Recently I’ve been thinking about using something akin to a sink fund within our budget.
A sink fund is a business term used by some companies that issue bonds. They may set up a sink fund that, basically, saves money to use toward paying back the principal on their debt. That is to say, the money is still in their possession, but it is earmarked for paying back debt and can’t be used for anything else.
The idea goes as follows: set up a separate high interest savings account and label it, say, credit sink fund. Use your card as usual, but when you get home after any purchase, jump online and transfer the corresponding amount from your main saving/checking account to the credit sink fund.
Do that for the month until your payment date comes, and then pay off your credit card balance using your sink fund.
What advantage does this have?
In real terms, absolutely none. Psychologically, however, I think it has a few benefits. First and foremost, there is absolutely no surprise when your bill comes. Since you have been adding to your sink fund throughout the month, you would be constantly aware of how much you have owing. Linked to this, you would never have to think about what is in your checking account. Anything in the account is yours to do as you wish, because you have already taken care of your credit through the sink fund.

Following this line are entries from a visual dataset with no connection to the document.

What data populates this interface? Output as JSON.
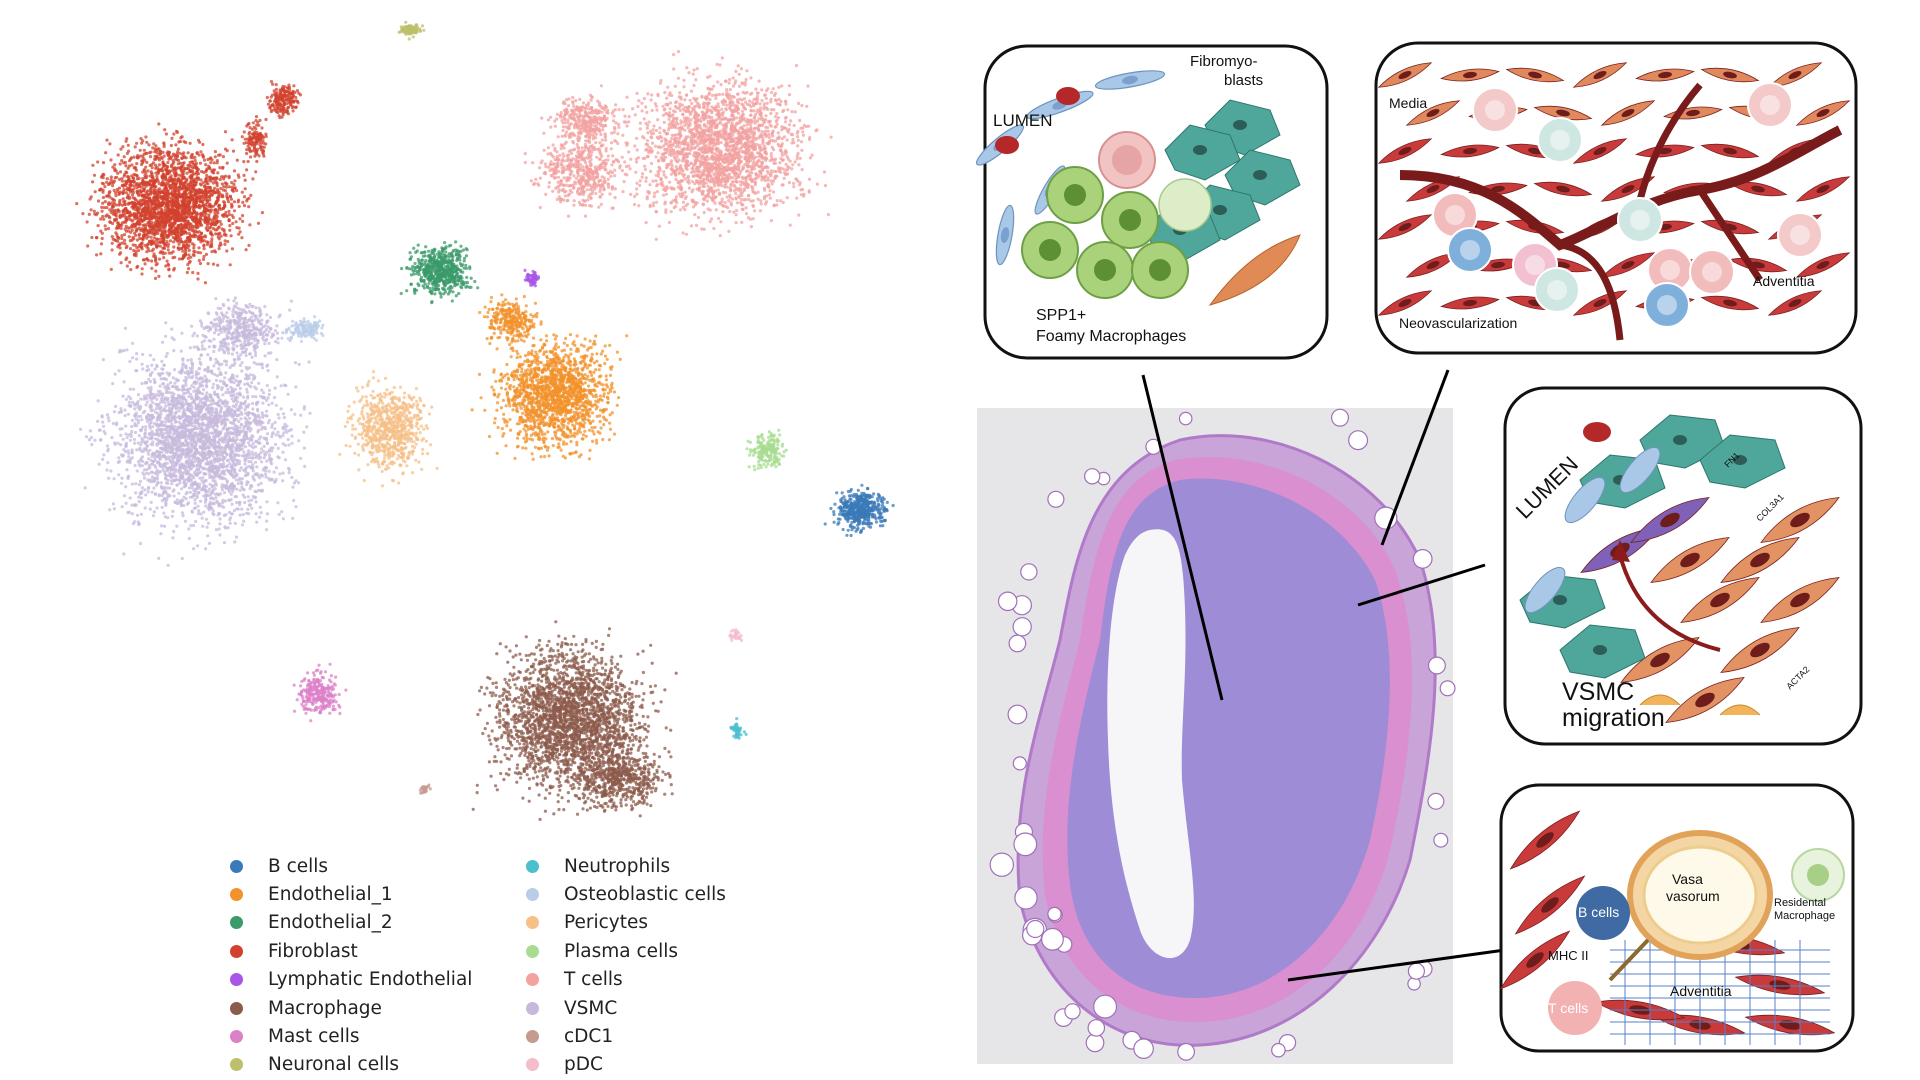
{
  "umap": {
    "clusters": [
      {
        "name": "B cells",
        "color": "#3a7ab8"
      },
      {
        "name": "Endothelial_1",
        "color": "#f2922b"
      },
      {
        "name": "Endothelial_2",
        "color": "#3a9a6a"
      },
      {
        "name": "Fibroblast",
        "color": "#d1412e"
      },
      {
        "name": "Lymphatic Endothelial",
        "color": "#a855e8"
      },
      {
        "name": "Macrophage",
        "color": "#8c5b4b"
      },
      {
        "name": "Mast cells",
        "color": "#dc80c8"
      },
      {
        "name": "Neuronal cells",
        "color": "#bdbf6a"
      },
      {
        "name": "Neutrophils",
        "color": "#4bbfcf"
      },
      {
        "name": "Osteoblastic cells",
        "color": "#b9cce8"
      },
      {
        "name": "Pericytes",
        "color": "#f6c088"
      },
      {
        "name": "Plasma cells",
        "color": "#a8dc92"
      },
      {
        "name": "T cells",
        "color": "#f2a2a0"
      },
      {
        "name": "VSMC",
        "color": "#c7b9dc"
      },
      {
        "name": "cDC1",
        "color": "#c59a8f"
      },
      {
        "name": "pDC",
        "color": "#f5bccb"
      }
    ]
  },
  "panels": {
    "foam": {
      "lumen": "LUMEN",
      "fibro_line1": "Fibromyo-",
      "fibro_line2": "blasts",
      "spp1_line1": "SPP1+",
      "spp1_line2": "Foamy Macrophages"
    },
    "neovasc": {
      "media": "Media",
      "neovascularization": "Neovascularization",
      "adventitia": "Adventitia"
    },
    "migration": {
      "lumen": "LUMEN",
      "fn1": "FN1",
      "col3a1": "COL3A1",
      "acta2": "ACTA2",
      "vsmc": "VSMC",
      "migration": "migration"
    },
    "vasa": {
      "vasa_line1": "Vasa",
      "vasa_line2": "vasorum",
      "b_cells": "B cells",
      "mhc": "MHC II",
      "t_cells": "T cells",
      "adventitia": "Adventitia",
      "resident_line1": "Residental",
      "resident_line2": "Macrophage"
    }
  }
}
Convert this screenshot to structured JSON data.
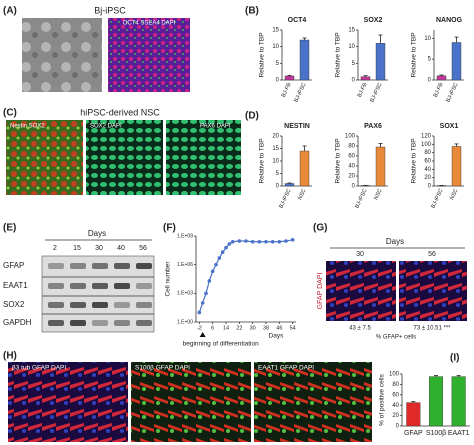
{
  "panels": {
    "A": {
      "label": "(A)",
      "title": "Bj-iPSC",
      "caption": "OCT4 SSEA4 DAPI"
    },
    "B": {
      "label": "(B)"
    },
    "C": {
      "label": "(C)",
      "title": "hiPSC-derived NSC",
      "captions": [
        "Nestin SOX2",
        "SOX2 DAPI",
        "PAX6 DAPI"
      ]
    },
    "D": {
      "label": "(D)"
    },
    "E": {
      "label": "(E)",
      "header": "Days",
      "lanes": [
        "2",
        "15",
        "30",
        "40",
        "56"
      ],
      "rows": [
        "GFAP",
        "EAAT1",
        "SOX2",
        "GAPDH"
      ]
    },
    "F": {
      "label": "(F)"
    },
    "G": {
      "label": "(G)",
      "header": "Days",
      "days": [
        "30",
        "56"
      ],
      "stain": "GFAP DAPI",
      "counts": [
        "43 ± 7.5",
        "73 ± 10.51 ***"
      ],
      "caption": "% GFAP+ cells"
    },
    "H": {
      "label": "(H)",
      "captions": [
        "β3 tub GFAP DAPI",
        "S100β GFAP DAPI",
        "EAAT1 GFAP DAPI"
      ]
    },
    "I": {
      "label": "(I)"
    }
  },
  "chart_data": [
    {
      "type": "bar",
      "title": "OCT4",
      "y_label": "Relative to TBP",
      "categories": [
        "BJ-FB",
        "BJ-iPSC"
      ],
      "values": [
        1.2,
        12
      ],
      "errors": [
        0.2,
        0.6
      ],
      "colors": [
        "#c2379a",
        "#4a72c8"
      ],
      "ylim": [
        0,
        15
      ],
      "yticks": [
        0,
        5,
        10,
        15
      ]
    },
    {
      "type": "bar",
      "title": "SOX2",
      "y_label": "Relative to TBP",
      "categories": [
        "BJ-FB",
        "BJ-iPSC"
      ],
      "values": [
        1,
        11
      ],
      "errors": [
        0.3,
        2.5
      ],
      "colors": [
        "#c2379a",
        "#4a72c8"
      ],
      "ylim": [
        0,
        15
      ],
      "yticks": [
        0,
        5,
        10,
        15
      ]
    },
    {
      "type": "bar",
      "title": "NANOG",
      "y_label": "Relative to TBP",
      "categories": [
        "BJ-FB",
        "BJ-iPSC"
      ],
      "values": [
        1,
        9
      ],
      "errors": [
        0.2,
        1.3
      ],
      "colors": [
        "#c2379a",
        "#4a72c8"
      ],
      "ylim": [
        0,
        12
      ],
      "yticks": [
        0,
        5,
        10
      ]
    },
    {
      "type": "bar",
      "title": "NESTIN",
      "y_label": "Relative to TBP",
      "categories": [
        "BJ-iPSC",
        "NSC"
      ],
      "values": [
        1,
        14
      ],
      "errors": [
        0.2,
        2
      ],
      "colors": [
        "#4a72c8",
        "#e8893a"
      ],
      "ylim": [
        0,
        20
      ],
      "yticks": [
        0,
        5,
        10,
        15,
        20
      ]
    },
    {
      "type": "bar",
      "title": "PAX6",
      "y_label": "Relative to TBP",
      "categories": [
        "BJ-iPSC",
        "NSC"
      ],
      "values": [
        1,
        78
      ],
      "errors": [
        0.3,
        7
      ],
      "colors": [
        "#4a72c8",
        "#e8893a"
      ],
      "ylim": [
        0,
        100
      ],
      "yticks": [
        0,
        20,
        40,
        60,
        80,
        100
      ]
    },
    {
      "type": "bar",
      "title": "SOX1",
      "y_label": "Relative to TBP",
      "categories": [
        "BJ-iPSC",
        "NSC"
      ],
      "values": [
        1,
        95
      ],
      "errors": [
        0.3,
        6
      ],
      "colors": [
        "#4a72c8",
        "#e8893a"
      ],
      "ylim": [
        0,
        120
      ],
      "yticks": [
        0,
        20,
        40,
        60,
        80,
        100,
        120
      ]
    },
    {
      "type": "line",
      "y_label": "Cell number",
      "x_label": "Days",
      "annotation": "beginning of differentiation",
      "color": "#4a72c8",
      "log_y": true,
      "x": [
        -2,
        0,
        2,
        4,
        6,
        8,
        10,
        12,
        14,
        16,
        18,
        22,
        26,
        30,
        34,
        38,
        42,
        46,
        50,
        54
      ],
      "values": [
        10,
        100,
        1000,
        20000,
        200000,
        1000000,
        5000000,
        20000000,
        60000000,
        150000000,
        250000000,
        300000000,
        300000000,
        250000000,
        250000000,
        250000000,
        250000000,
        250000000,
        300000000,
        400000000
      ],
      "xlim": [
        -4,
        56
      ],
      "xticks": [
        -2,
        6,
        14,
        22,
        30,
        38,
        46,
        54
      ],
      "ylim": [
        1,
        1000000000
      ],
      "yticks": [
        {
          "value": 1,
          "label": "1.E+00"
        },
        {
          "value": 1000,
          "label": "1.E+03"
        },
        {
          "value": 1000000,
          "label": "1.E+06"
        },
        {
          "value": 1000000000,
          "label": "1.E+09"
        }
      ]
    },
    {
      "type": "bar",
      "y_label": "% of positive cells",
      "categories": [
        "GFAP",
        "S100β",
        "EAAT1"
      ],
      "values": [
        45,
        95,
        95
      ],
      "errors": [
        2,
        2,
        2
      ],
      "colors": [
        "#e02a2a",
        "#2fb02f",
        "#2fb02f"
      ],
      "ylim": [
        0,
        100
      ],
      "yticks": [
        0,
        20,
        40,
        60,
        80,
        100
      ],
      "flat_labels": true
    }
  ]
}
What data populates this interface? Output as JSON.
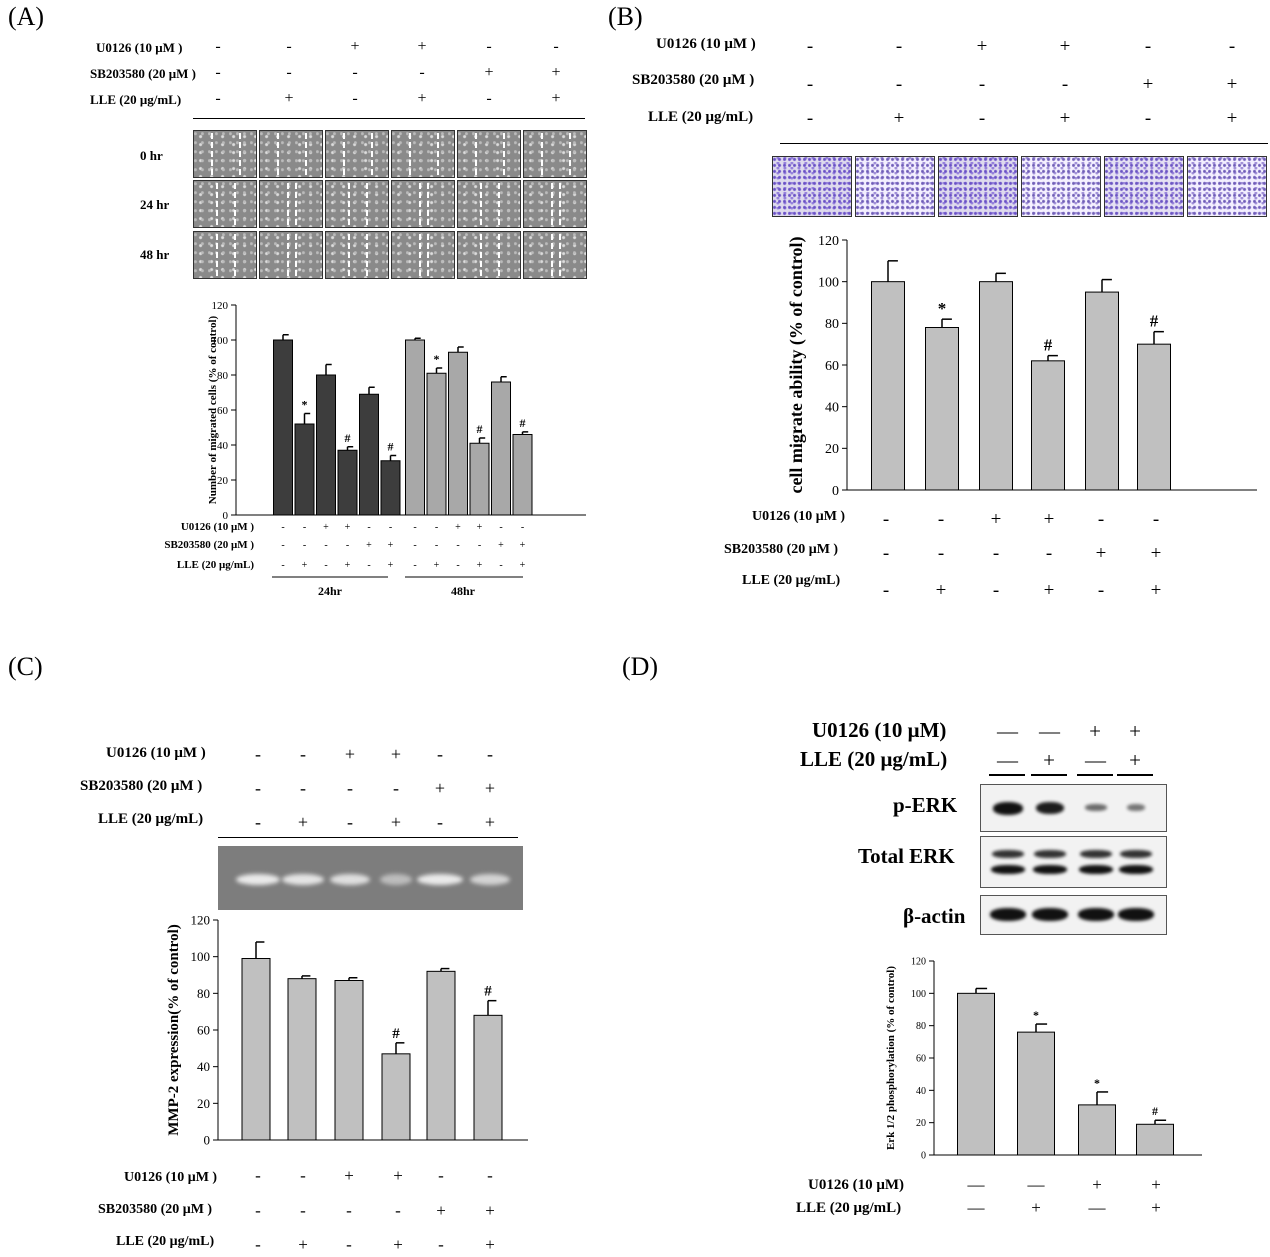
{
  "panels": {
    "A": {
      "label": "(A)"
    },
    "B": {
      "label": "(B)"
    },
    "C": {
      "label": "(C)"
    },
    "D": {
      "label": "(D)"
    }
  },
  "conditions": {
    "u0126": "U0126 (10 μM )",
    "sb": "SB203580 (20 μM )",
    "lle": "LLE (20 μg/mL)",
    "u0126_d": "U0126 (10 μM)",
    "lle_d": "LLE (20 μg/mL)",
    "lle_d_small": "LLE (20 μg/mL)",
    "u0126_d_small": "U0126 (10 μM)"
  },
  "signs": {
    "u0126": [
      "-",
      "-",
      "+",
      "+",
      "-",
      "-"
    ],
    "sb": [
      "-",
      "-",
      "-",
      "-",
      "+",
      "+"
    ],
    "lle": [
      "-",
      "+",
      "-",
      "+",
      "-",
      "+"
    ],
    "d_u0126": [
      "—",
      "—",
      "+",
      "+"
    ],
    "d_lle": [
      "—",
      "+",
      "—",
      "+"
    ]
  },
  "timepoints": [
    "0 hr",
    "24 hr",
    "48 hr"
  ],
  "blot_labels": [
    "p-ERK",
    "Total ERK",
    "β-actin"
  ],
  "chart_data": [
    {
      "panel": "A",
      "type": "bar",
      "ylabel": "Number of migrated cells (% of control)",
      "ylim": [
        0,
        120
      ],
      "yticks": [
        0,
        20,
        40,
        60,
        80,
        100,
        120
      ],
      "groups": [
        "24hr",
        "48hr"
      ],
      "series": [
        {
          "name": "24hr",
          "color": "#3d3d3d",
          "values": [
            100,
            52,
            80,
            37,
            69,
            31
          ],
          "errors": [
            3,
            6,
            6,
            2,
            4,
            3
          ],
          "marks": [
            "",
            "*",
            "",
            "#",
            "",
            "#"
          ]
        },
        {
          "name": "48hr",
          "color": "#a8a8a8",
          "values": [
            100,
            81,
            93,
            41,
            76,
            46
          ],
          "errors": [
            1,
            3,
            3,
            3,
            3,
            1.5
          ],
          "marks": [
            "",
            "*",
            "",
            "#",
            "",
            "#"
          ]
        }
      ]
    },
    {
      "panel": "B",
      "type": "bar",
      "ylabel": "cell migrate ability (% of control)",
      "ylim": [
        0,
        120
      ],
      "yticks": [
        0,
        20,
        40,
        60,
        80,
        100,
        120
      ],
      "values": [
        100,
        78,
        100,
        62,
        95,
        70
      ],
      "errors": [
        10,
        4,
        4,
        2.5,
        6,
        6
      ],
      "marks": [
        "",
        "*",
        "",
        "#",
        "",
        "#"
      ]
    },
    {
      "panel": "C",
      "type": "bar",
      "ylabel": "MMP-2 expression(% of control)",
      "ylim": [
        0,
        120
      ],
      "yticks": [
        0,
        20,
        40,
        60,
        80,
        100,
        120
      ],
      "values": [
        99,
        88,
        87,
        47,
        92,
        68
      ],
      "errors": [
        9,
        1.5,
        1.5,
        6,
        1.5,
        8
      ],
      "marks": [
        "",
        "",
        "",
        "#",
        "",
        "#"
      ]
    },
    {
      "panel": "D",
      "type": "bar",
      "ylabel": "Erk 1/2 phosphorylation (% of control)",
      "ylim": [
        0,
        120
      ],
      "yticks": [
        0,
        20,
        40,
        60,
        80,
        100,
        120
      ],
      "values": [
        100,
        76,
        31,
        19
      ],
      "errors": [
        3,
        5,
        8,
        2.5
      ],
      "marks": [
        "",
        "*",
        "*",
        "#"
      ]
    }
  ]
}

To a lesser degree, you would also be gaining interest in your sink fund that allows you to see the financial benefit of your interest free loan from the credit card company. (Let’s be clear, you are no better off, as the interest would have been gained in your main account. This just shows you exactly how much is a result of your using credit.)
The above mentioned DOES have a benefit over using a debit card, however, as debits are removed from your account right away, meaning you are giving up interest for the rest of the month, and any points or other rewards that are associated with your credit card.
You just need to be responsible, and pay off in full every month.